While my interest in photography with old cameras has taken up much of my time over the past ten years, I haven't been able to resist looking into other subjects, a few of which are illustrated here.



My longest-running hobby is actually reading novels, mostly by Spanish and Latin American writers.  I never had patience for English and American literature, and always felt fiction something of a waste of time.  Reading in Spanish always seemed less self-indulgent as I could tell myself I was also building some language proficiency.

I'm not quite half-way through 2666 by Roberto Bolaño.  The endless digressions and philosophizing get a bit tiresome, but he was an accomplished storyteller, and I'm working at withholding judgment on the book until I'm done with it.  The story has a lot in common with the trilogy by Stieg Larsson, though the swede's style was more nimble.

Another writer with a lot in common with those two is Mario Vargas Llosa.  I've read most of his novels, including most recently La tía Julia y el escribidor and La guerra del fin del mundo.

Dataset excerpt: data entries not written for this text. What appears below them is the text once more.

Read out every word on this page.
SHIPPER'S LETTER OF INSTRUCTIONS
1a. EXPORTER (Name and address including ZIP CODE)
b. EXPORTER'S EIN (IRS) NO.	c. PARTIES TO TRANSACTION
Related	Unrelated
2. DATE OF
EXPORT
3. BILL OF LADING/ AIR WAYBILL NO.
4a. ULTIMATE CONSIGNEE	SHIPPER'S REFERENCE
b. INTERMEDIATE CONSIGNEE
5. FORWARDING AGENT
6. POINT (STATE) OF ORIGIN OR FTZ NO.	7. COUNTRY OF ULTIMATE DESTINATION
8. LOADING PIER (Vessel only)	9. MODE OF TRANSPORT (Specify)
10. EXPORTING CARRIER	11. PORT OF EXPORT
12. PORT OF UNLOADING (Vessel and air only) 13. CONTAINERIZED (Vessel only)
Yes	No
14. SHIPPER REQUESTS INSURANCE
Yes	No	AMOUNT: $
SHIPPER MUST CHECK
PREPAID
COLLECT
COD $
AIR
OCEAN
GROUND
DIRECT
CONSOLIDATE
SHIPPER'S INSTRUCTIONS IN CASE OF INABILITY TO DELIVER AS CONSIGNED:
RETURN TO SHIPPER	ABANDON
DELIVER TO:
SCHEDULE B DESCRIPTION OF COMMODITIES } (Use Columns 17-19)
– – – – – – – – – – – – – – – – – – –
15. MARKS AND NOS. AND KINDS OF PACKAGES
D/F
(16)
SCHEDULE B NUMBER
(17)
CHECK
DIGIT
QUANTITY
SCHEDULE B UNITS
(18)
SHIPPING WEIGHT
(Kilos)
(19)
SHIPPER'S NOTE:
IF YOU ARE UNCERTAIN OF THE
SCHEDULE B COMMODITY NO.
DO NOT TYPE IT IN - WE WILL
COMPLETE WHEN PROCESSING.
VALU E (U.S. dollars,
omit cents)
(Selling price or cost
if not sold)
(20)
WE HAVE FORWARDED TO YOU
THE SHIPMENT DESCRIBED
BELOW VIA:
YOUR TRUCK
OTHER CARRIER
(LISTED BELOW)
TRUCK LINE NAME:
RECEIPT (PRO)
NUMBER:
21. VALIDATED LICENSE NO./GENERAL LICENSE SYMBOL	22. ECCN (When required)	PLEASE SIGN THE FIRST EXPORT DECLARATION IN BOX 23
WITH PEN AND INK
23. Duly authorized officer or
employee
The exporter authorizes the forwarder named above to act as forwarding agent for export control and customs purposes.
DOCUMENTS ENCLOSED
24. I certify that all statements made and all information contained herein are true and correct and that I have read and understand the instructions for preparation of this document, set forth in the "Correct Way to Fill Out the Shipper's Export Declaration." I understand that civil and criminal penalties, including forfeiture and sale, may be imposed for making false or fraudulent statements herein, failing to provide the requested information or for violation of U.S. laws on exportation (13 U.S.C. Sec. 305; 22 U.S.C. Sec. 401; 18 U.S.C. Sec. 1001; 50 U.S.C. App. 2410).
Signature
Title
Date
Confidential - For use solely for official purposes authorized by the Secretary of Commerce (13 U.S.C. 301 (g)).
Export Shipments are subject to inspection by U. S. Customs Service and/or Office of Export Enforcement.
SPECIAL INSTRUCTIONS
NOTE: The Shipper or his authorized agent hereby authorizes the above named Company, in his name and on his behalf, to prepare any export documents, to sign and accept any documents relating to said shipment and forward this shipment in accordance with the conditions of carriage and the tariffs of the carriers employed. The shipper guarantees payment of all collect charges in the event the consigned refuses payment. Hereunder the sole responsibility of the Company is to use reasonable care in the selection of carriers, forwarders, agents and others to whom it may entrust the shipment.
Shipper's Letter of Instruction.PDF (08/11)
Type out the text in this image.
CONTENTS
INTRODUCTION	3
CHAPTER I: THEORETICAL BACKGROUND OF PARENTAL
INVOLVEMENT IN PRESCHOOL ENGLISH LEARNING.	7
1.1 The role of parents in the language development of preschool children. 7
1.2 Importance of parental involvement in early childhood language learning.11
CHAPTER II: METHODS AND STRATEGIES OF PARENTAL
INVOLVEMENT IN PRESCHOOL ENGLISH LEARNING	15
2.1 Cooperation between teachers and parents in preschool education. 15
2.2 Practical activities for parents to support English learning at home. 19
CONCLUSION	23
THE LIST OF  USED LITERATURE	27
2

Vargas Llosa is often slow in starting his stories; I was about eighty pages into La guerra before I felt I knew where the plot was headed.  The peruano's strength is in developing interesting characters, something that has been helped along considerably by his having lived with a succession of interesting women.

In the past few years I've been reading more non-English-speaking writers in Spanish translation.  I enjoyed the exotic stories told by Orhan Pamuk, and reading him in Spanish seems appropriate as Turkish and Spanish have some grammatical similarity in their use of a familiar tense.

Bolaño's novel is probably going to last me a couple more weeks at the rate I'm going.  After that, I'm hoping to read a bit of Tolstoy, possibly Anna Karenina.  I started to read it on line, but digesting a novel with my desktop is tiresome.  If anyone out there has a dog-eared copy of the Spanish edition, I would be happy to pay a reasonable price for it.